I’m sure as time goes on we’ll get more and more sources of imagery to help with OSM, and I look forward to lots of “crowd sourcing” experiments like the stuff from Stratford as much as I like the imagery from the professionals.

If you have access to any sources of imagery and need a hand getting it processed, get in touch!

Friday 27th November 2009

State of the Map 2007 Videos – in HD!

I wonder whether everyone missed the donations link last time, so I’ll put it first instead! Go on, drop a pound in the collections tin.


When Jon Burgess found out that I was editing the 2008 videos, he dug out his recordings of the first SOTM conference and sent me a disk full of them. This time I knew what I was doing a bit more, and the quality is much improved – in fact, if you have the bandwidth and computer for it, you can also watch them in full HD glory.
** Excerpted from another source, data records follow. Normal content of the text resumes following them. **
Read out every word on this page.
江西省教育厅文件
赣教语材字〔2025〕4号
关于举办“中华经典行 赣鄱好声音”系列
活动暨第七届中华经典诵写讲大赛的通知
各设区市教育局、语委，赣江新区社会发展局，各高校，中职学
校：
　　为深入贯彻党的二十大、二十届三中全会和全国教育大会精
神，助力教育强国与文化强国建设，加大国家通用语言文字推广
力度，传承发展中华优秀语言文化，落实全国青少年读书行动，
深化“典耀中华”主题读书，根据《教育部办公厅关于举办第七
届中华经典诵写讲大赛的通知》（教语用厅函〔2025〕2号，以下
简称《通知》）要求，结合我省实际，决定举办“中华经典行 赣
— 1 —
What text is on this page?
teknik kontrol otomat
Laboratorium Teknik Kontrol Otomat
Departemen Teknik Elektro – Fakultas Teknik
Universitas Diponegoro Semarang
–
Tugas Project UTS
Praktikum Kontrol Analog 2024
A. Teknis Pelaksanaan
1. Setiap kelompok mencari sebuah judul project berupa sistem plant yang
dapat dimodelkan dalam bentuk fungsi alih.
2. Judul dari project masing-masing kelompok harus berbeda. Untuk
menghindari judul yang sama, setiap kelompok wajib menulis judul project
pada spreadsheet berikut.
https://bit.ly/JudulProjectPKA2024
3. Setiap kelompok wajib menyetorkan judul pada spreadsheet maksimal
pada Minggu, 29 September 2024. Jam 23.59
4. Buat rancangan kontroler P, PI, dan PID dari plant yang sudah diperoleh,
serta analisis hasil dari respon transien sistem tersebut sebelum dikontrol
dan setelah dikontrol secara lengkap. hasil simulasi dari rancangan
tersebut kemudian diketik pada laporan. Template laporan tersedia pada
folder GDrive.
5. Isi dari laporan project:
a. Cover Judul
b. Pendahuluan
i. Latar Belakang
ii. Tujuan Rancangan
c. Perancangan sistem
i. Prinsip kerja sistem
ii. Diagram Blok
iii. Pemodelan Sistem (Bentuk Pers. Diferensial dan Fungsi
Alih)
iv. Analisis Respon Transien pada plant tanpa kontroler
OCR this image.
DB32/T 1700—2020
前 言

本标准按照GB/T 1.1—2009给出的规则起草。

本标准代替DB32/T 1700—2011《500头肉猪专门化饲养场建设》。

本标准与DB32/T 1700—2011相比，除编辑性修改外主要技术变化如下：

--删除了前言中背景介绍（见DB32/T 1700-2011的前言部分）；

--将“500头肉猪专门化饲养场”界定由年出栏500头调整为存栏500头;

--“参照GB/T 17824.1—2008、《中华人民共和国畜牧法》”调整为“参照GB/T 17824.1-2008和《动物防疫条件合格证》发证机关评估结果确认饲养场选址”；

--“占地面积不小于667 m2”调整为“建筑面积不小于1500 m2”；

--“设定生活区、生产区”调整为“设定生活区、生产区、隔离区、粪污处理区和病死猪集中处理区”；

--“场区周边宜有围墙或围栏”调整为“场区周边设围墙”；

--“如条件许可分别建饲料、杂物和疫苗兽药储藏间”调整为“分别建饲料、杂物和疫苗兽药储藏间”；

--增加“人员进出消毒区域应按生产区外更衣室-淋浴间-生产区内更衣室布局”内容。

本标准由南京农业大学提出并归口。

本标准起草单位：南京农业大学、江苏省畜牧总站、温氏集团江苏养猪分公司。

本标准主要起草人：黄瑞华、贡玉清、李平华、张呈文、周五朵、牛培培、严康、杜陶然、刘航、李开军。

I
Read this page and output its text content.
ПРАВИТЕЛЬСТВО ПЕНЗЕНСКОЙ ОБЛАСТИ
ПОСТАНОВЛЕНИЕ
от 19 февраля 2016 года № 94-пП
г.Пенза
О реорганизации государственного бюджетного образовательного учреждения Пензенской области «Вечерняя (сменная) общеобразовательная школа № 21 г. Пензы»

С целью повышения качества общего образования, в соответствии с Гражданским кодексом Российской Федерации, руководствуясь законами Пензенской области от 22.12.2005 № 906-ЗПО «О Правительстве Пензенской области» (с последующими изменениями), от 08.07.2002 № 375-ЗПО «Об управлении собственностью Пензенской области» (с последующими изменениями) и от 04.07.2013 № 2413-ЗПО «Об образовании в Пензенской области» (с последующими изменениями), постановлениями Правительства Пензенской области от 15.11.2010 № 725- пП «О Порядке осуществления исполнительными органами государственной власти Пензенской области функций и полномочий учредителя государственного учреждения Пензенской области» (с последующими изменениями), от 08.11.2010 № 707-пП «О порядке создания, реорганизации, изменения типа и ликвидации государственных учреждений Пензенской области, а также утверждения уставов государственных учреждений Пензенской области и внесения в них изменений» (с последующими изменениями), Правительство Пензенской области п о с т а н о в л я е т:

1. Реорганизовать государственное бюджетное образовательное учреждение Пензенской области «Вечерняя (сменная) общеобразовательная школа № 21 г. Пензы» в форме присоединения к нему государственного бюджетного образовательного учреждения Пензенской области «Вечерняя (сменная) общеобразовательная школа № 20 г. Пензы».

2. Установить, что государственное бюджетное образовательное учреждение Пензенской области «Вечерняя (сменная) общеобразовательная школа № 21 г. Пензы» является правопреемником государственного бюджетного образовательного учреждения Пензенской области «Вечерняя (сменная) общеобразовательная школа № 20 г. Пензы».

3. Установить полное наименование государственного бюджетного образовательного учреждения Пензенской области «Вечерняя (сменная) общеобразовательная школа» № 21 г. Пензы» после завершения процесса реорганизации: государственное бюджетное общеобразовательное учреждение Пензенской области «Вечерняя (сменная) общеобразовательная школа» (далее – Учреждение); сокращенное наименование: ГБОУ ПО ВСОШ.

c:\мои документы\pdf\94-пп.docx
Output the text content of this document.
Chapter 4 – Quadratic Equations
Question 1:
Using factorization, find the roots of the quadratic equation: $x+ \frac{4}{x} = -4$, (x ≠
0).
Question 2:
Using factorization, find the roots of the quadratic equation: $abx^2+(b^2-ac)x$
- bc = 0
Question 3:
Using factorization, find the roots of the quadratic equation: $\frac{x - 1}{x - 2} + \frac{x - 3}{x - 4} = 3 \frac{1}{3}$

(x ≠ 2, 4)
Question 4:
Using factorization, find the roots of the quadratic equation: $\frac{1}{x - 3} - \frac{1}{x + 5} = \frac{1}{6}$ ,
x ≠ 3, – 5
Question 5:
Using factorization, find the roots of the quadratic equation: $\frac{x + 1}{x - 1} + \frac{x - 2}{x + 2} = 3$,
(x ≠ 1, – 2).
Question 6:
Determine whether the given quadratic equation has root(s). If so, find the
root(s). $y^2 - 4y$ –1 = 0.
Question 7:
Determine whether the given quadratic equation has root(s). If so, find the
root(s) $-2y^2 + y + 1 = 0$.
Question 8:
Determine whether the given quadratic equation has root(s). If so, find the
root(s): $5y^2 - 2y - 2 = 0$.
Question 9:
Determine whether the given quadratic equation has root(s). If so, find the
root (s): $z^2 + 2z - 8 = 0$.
Unfortunately Jon didn’t have enough space to record all the talks, but we have 15 available on vimeo. For a full list of talks and links see the OpenStreetMap wiki, or just have a look at my video account and watch them all!

My pick of the bunch are:

It’s great watching these videos – I wasn’t even “into” OSM enough back then to go the conference! And it’s nice to see the things that are wildly different now, and all the things that are still familiar topics.